ポイント・マイルが継承できるかどうかの基準
一部の例外を除き、原則としてポイントやマイルの継承はできません。基準や対応は各社の規約によって異なります。
- 一般的なクレジットカード会社のポイント:会員の死亡に伴い、保有していたポイントはすべて失効します。現金の代わりに遺産分割の対象に含めることはできません。
- 航空会社のマイル:多くの航空会社でも死亡によるマイルの失効を定めていますが、一部の会社では、遺産分割協議が調っていることや、法定相続人からの所定の請求書類(戸籍謄本など)を提出することで、相続人の口座へマイルを移行できる救済措置を設けている場合があります。

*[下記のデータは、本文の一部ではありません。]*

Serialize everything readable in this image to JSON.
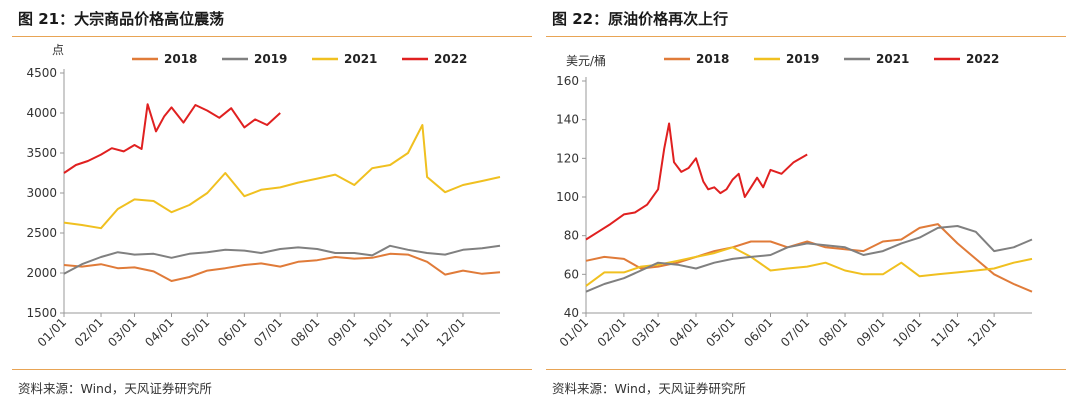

マイルの移行を希望する場合は、必ず個別の航空会社のカスタマーセンターへ問い合わせ、最新の規約を確認するようにしてください。
近年の法改正を踏まえた相続手続きの留意点
遺産整理を進める中で、クレジットカードの解約や未払い金の清算は、他の財産調査と並行して行う必要があります。
特に不動産の名義変更(相続登記)の義務化などが話題になっていますが、故人の債務トラブルを防ぐ意味でも、金銭債権・債務の確定は迅速に行うべき事項です。
もし故人が多くのクレジットカードを保有しており、リボ払いやキャッシングの利用状況が不明な場合は、個人信用情報機関(CIC、JICC、KSCなど)に対して故人の信用情報の開示請求を行うことで、すべての契約状況と残高を正確に把握することができます。
故人の死後は精神的にも負担が大きい時期ですが、クレジットカードの放置は不正利用リスクや思わぬ年会費の発生を招くため、早めに整理を進めましょう。